There's no gray area between correct and incorrect. Either it does what it's supposed to do, or it doesn't. "Nearly" falls into the "it doesn't" camp.

>// interesting -- I'll let you get away
>// with this assuming NBITS is defined for your
>// compiler
I think you can excuse that, as Duoas was probably using the macro I defined without explicitly defining it.

If you think about it, you'd find this is more straight forward:

If you look at Narue's, though, it's got a nice little optimization yours lacks.

If you look at Narue's, though, it's got a nice little optimization yours lacks.

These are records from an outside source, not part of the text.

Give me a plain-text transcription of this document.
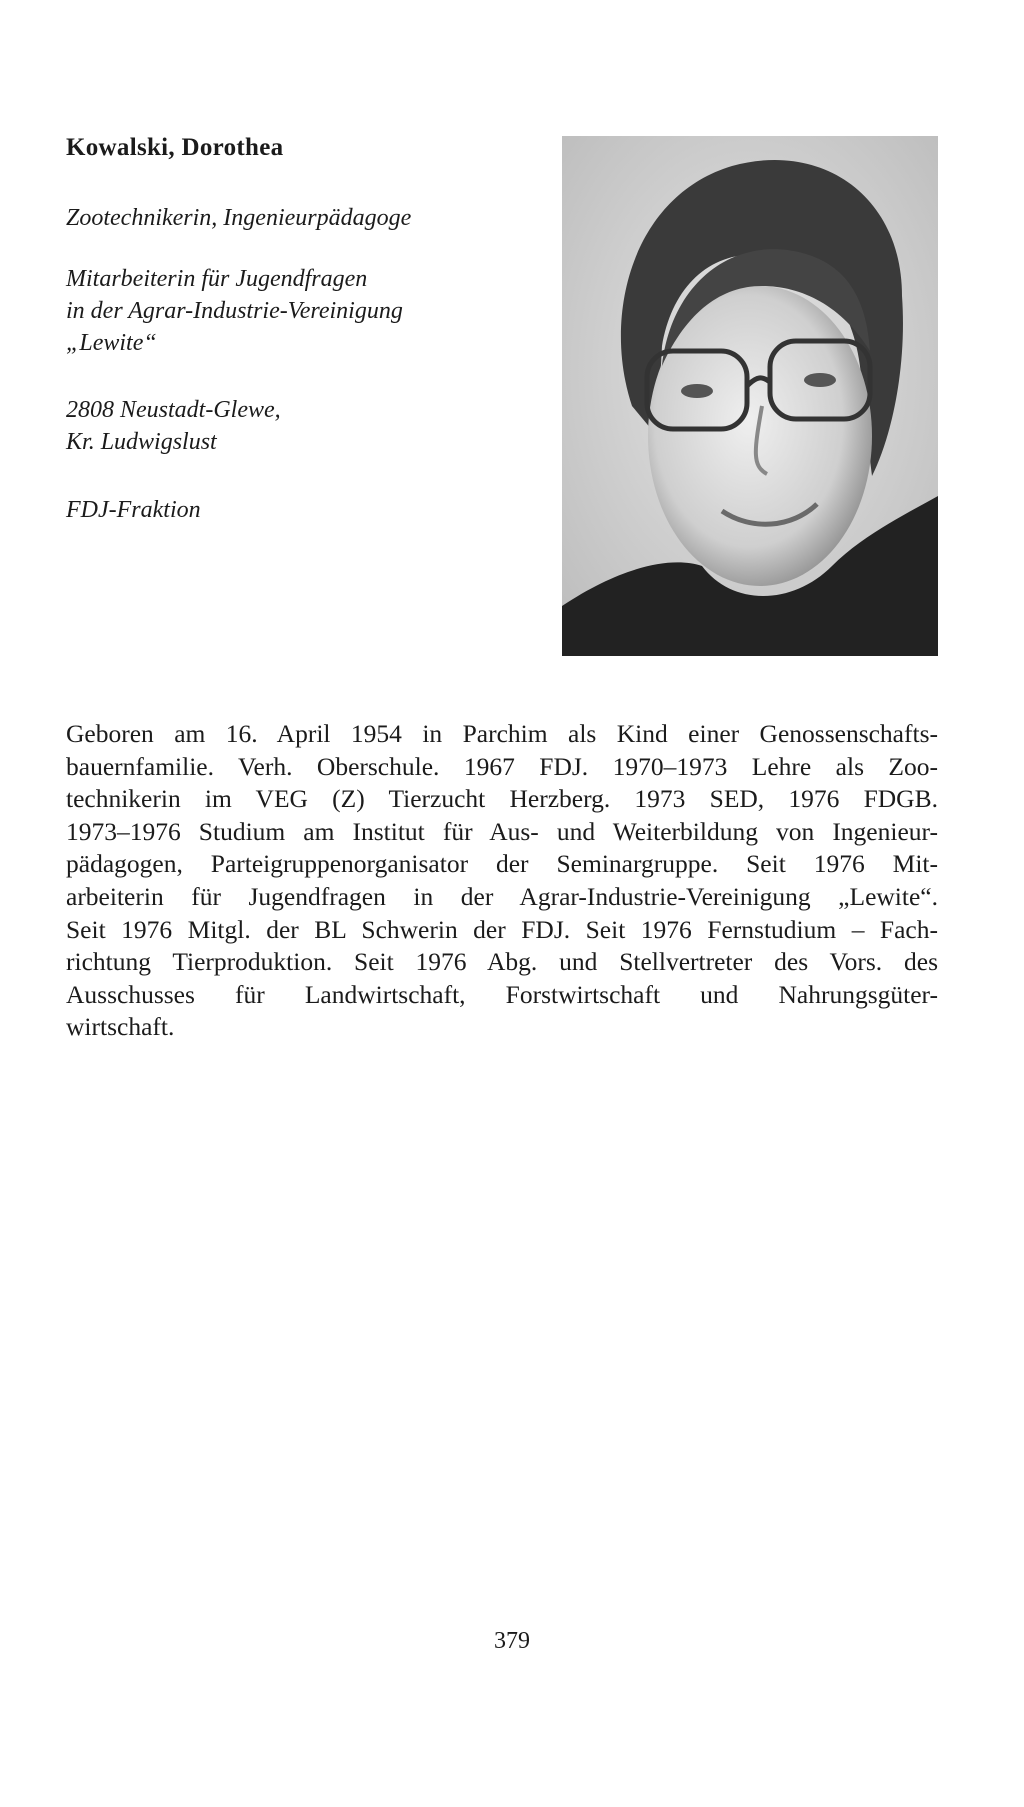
Kowalski, Dorothea
Zootechnikerin, Ingenieurpädagoge
Mitarbeiterin für Jugendfragen
in der Agrar-Industrie-Vereinigung
„Lewite“
2808 Neustadt-Glewe,
Kr. Ludwigslust
FDJ-Fraktion
Geboren am 16. April 1954 in Parchim als Kind einer Genossenschafts-
bauernfamilie. Verh. Oberschule. 1967 FDJ. 1970–1973 Lehre als Zoo-
technikerin im VEG (Z) Tierzucht Herzberg. 1973 SED, 1976 FDGB.
1973–1976 Studium am Institut für Aus- und Weiterbildung von Ingenieur-
pädagogen, Parteigruppenorganisator der Seminargruppe. Seit 1976 Mit-
arbeiterin für Jugendfragen in der Agrar-Industrie-Vereinigung „Lewite“.
Seit 1976 Mitgl. der BL Schwerin der FDJ. Seit 1976 Fernstudium – Fach-
richtung Tierproduktion. Seit 1976 Abg. und Stellvertreter des Vors. des
Ausschusses für Landwirtschaft, Forstwirtschaft und Nahrungsgüter-
wirtschaft.
379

True, but I try to keep it extremely simple for the newbies. They'll get into the optimization end of thing when they're ready. I'm sure instructors would look questioningly at a new student handing in code optimized in such a professional (advanced/expert) way.

But hers is much cooler! :icon_smile:

WaltP, why the vitrol? I've already make my opinion known that I think Narue's was fine to begin with...

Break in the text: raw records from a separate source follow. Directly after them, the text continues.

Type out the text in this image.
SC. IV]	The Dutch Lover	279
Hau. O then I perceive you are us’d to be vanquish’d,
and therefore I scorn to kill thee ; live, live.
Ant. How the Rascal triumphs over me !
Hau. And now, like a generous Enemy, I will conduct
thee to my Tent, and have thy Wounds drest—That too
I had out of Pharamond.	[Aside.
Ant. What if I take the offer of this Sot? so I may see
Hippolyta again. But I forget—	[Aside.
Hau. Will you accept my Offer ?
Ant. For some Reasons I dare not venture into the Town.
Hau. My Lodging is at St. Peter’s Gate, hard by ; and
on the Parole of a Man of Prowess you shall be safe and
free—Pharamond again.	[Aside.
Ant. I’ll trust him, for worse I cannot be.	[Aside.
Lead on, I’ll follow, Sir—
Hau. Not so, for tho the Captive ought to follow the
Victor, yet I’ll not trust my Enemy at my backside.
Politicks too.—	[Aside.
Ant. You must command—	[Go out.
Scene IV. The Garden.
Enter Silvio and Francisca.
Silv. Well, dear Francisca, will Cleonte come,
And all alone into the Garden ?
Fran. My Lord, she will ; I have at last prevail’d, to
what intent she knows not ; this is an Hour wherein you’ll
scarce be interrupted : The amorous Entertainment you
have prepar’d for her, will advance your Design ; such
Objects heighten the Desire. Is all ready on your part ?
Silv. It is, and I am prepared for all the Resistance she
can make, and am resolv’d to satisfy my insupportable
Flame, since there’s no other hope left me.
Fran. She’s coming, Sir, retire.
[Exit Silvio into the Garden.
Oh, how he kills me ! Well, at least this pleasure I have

By "all" I mean the number of bits required in the domain. Narue's assumes every bit possible in a machine word, and relies upon the compiler to properly handle conversion to other integer types. My original version only considered bits terminated by 1 Either interpretation may be correct depending on the problem domain.

A "perfect" solution would take the bit-domain as argument, and work against that.

Whenever you (or anyone) find yourself spouting off about the one true way of looking at things you almost always make yourself automatically wrong. The closest thing the OP said about his operational domain was to refer to MSB and LSB... So where, exactly, is MSB? It makes a significant difference!

WaltP, why the vitrol? I've already make my opinion known that I think Narue's was fine to begin with...

Vitriol? How so? I disagree, and backed up Narue's position. If you want the value 7 to be bit flipped and get 7, that's fine. I (and I'm fairly sure the OP) would want E0000000h.

Whenever you (or anyone) find yourself spouting off about the one true way of looking at things you almost always make yourself automatically wrong. The closest thing the OP said about his operational domain was to refer to MSB and LSB... So where, exactly, is MSB? It makes a significant difference!

If you think so. But I still hold that there was only one way to interpret "I Need To Flip The Bits In An Integer". Feel free to think differently. As the OP hasn't responded, your opinion is certainly valid.